PostTrainBench: Can LLM Agents Automate LLM Post-Training?
Abstract
Given the recent rapid progress of LLM agents like Claude Code or Codex CLI for software engineering, an important next question is whether they can automate AI research itself. In this paper, we study post-training, which is the critical step that turns base LLMs into useful assistants. We introduce PostTrainBench to benchmark how well LLM agents can perform post-training autonomously under bounded compute constraints (10 hours on one H100 GPU). We task frontier agents (e.g., Claude Code with Opus 4.5) to optimize the performance of a base LLM on a particular benchmark (e.g., Qwen3-4B on AIME). Importantly, we do not provide any predefined strategies to the agents and instead give them full autonomy to find necessary information on the web, run experiments, and curate data. We find that frontier agents make substantial progress but generally lag behind instruction-tuned LLMs from leading providers: 21.5% for the best agent vs. 51.1% for official instruction-tuned models.
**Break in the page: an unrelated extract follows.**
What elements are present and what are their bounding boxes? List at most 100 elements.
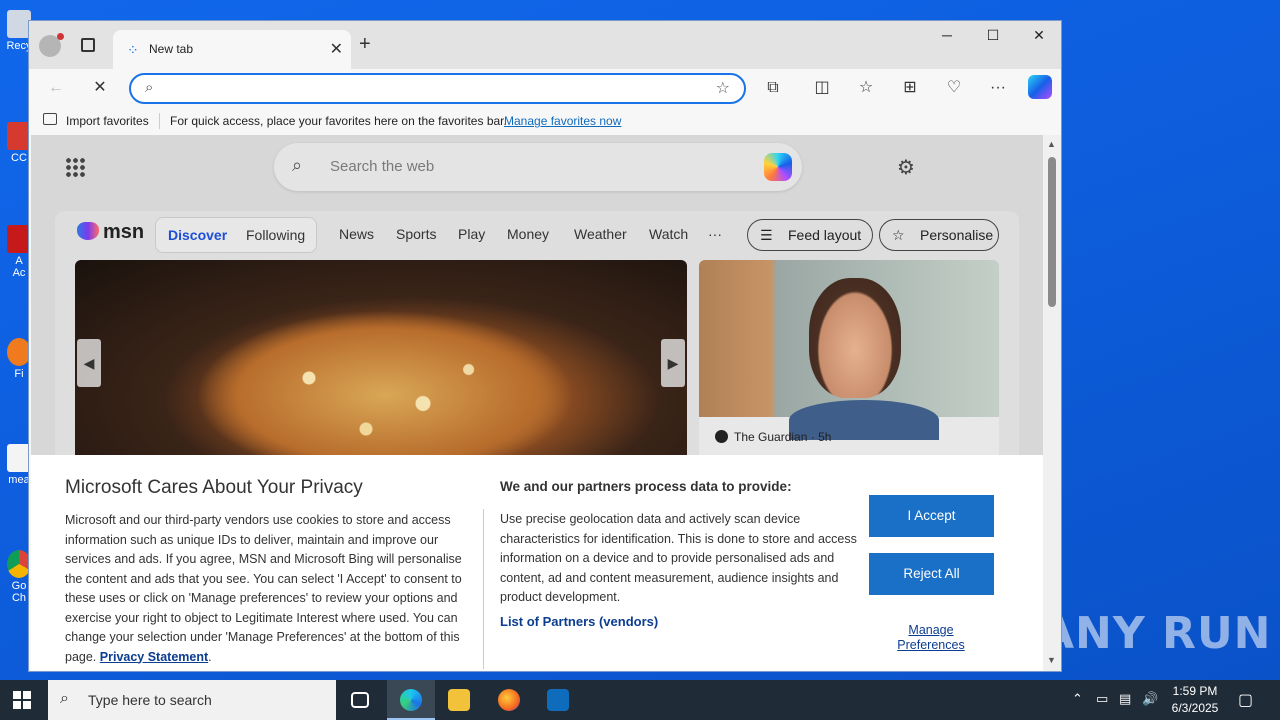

However, agents can exceed instruction-tuned models in targeted scenarios: GPT-5.1 Codex Max achieves 89% on BFCL with Gemma-3-4B vs. 67% for the official model. Additionally, we document concerning behaviors related to reward hacking, such as training on test data or downloading pre-existing instruction-tuned models, and unauthorized usage of API keys for synthetic data generation. Overall, we expect PostTrainBench to serve as an important benchmark for tracking both capabilities and risks of AI R&D automation.